A mineração segue reforçando sua importância para a economia baiana. A Agência Nacional de Mineração (ANM) distribuiu nesta segunda-feira (18) mais de R$ 441 milhões em Compensação Financeira pela Exploração Mineral (CFEM), os chamados royalties da mineração, referentes à arrecadação de abril. Do total, mais de R$ 88 milhões vão para os Estados e o Distrito Federal e mais de R$353 milhões para os Municípios.
Desse total, a Bahia recebeu quase R$ 3,032 milhões destinados ao governo estadual, consolidando-se entre os quatro estados brasileiros que mais arrecadam recursos da atividade mineral. No ranking nacional, Minas Gerais liderou os repasses, com mais de R$37 milhões, seguido pelo Pará, com mais de R$34 milhões. Goiás apareceu na terceira posição, com cerca de R$3,8 milhões, enquanto a Bahia ocupou o quarto lugar no país em recebimento de CFEM.

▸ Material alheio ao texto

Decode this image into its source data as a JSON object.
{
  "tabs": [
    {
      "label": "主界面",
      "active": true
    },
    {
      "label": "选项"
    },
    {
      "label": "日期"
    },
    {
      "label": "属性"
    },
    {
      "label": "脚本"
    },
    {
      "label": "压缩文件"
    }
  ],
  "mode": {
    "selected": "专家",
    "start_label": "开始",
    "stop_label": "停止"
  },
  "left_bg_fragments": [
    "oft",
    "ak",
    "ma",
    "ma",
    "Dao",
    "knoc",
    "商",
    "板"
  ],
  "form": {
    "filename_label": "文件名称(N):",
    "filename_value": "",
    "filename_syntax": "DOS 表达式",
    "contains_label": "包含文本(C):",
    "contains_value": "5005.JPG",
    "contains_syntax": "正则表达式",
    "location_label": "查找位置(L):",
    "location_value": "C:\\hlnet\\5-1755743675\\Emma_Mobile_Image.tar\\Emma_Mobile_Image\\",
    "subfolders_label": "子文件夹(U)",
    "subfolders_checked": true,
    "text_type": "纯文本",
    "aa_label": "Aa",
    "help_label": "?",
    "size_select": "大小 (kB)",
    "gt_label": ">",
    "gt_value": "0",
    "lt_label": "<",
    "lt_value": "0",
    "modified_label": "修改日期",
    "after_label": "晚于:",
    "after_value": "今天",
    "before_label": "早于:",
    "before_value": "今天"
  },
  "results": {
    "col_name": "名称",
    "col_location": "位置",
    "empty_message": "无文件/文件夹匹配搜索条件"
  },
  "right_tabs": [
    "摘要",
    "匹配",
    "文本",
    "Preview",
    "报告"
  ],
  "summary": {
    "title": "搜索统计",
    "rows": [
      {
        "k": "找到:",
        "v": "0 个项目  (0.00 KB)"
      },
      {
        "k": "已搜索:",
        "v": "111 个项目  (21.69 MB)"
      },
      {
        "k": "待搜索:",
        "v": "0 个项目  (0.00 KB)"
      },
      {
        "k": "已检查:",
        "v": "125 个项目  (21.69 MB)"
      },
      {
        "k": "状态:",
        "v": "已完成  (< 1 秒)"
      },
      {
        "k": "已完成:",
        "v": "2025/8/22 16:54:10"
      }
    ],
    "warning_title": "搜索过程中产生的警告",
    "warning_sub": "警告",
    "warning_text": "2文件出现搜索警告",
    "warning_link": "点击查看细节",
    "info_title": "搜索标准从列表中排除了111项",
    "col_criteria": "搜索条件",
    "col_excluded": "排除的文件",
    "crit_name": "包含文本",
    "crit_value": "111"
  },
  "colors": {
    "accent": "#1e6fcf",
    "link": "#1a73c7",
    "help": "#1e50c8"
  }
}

Entre os municípios baianos, o destaque ficou para Jacobina, que recebeu mais de R$ 3,33 milhões, impulsionado principalmente pela mineração de ouro. Na sequência aparecem Barrocas, com R$ 2,6 milhões, Jaguarari, com R$1,3 milhão, e Santaluz, que recebeu R$ 1,22 milhão.
Também figuram entre os maiores beneficiados Juazeiro, Andorinha, Brumado, Curacá, Sento Sé e Vera Cruz.
Os royalties da mineração representam uma importante fonte de receita para estados e municípios produtores, especialmente em regiões onde a atividade mineral movimenta cadeias industriais, geração de empregos, logística e arrecadação tributária. Na Bahia, a mineração possui forte presença em segmentos como ouro, cobre, níquel, ferro, vanádio e rochas ornamentais, além de minerais voltados à transição energética.
Os recursos da CFEM possuem destinação legal específica. A legislação proíbe a utilização do dinheiro para pagamento de dívidas — exceto com a União — e também impede o uso para despesas permanentes com pessoal, salvo em áreas ligadas à educação pública. Além disso, pelo menos 20% dos recursos devem ser direcionados prioritariamente para diversificação econômica, mineração sustentável e desenvolvimento científico e tecnológico.
O que isto significa
Na prática, os números reforçam um movimento estratégico para a Bahia. O avanço da mineração em municípios do interior vem ampliando a circulação de renda e fortalecendo economias regionais que historicamente dependiam de poucas atividades produtivas. Em cidades como Jacobina, Barrocas e Jaguarari, os royalties ajudam a ampliar investimentos públicos, infraestrutura e serviços locais.
O cenário também evidencia a crescente relevância da Bahia no mapa mineral brasileiro. O estado vem atraindo novos investimentos em pesquisa mineral, expansão de minas e projetos ligados a minerais críticos utilizados na indústria, na geração de energia e na transição energética global. Isso coloca a mineração baiana em posição estratégica em um momento de aumento da demanda internacional por matérias-primas consideradas essenciais para tecnologias de baixo carbono.
Ao mesmo tempo, especialistas alertam que o desafio para estados e municípios mineradores continua sendo transformar receitas extraordinárias em desenvolvimento sustentável de longo prazo. O uso eficiente dos royalties, aliado à diversificação econômica e à transparência na aplicação dos recursos, será decisivo para que a riqueza mineral gere impactos permanentes nas regiões produtoras.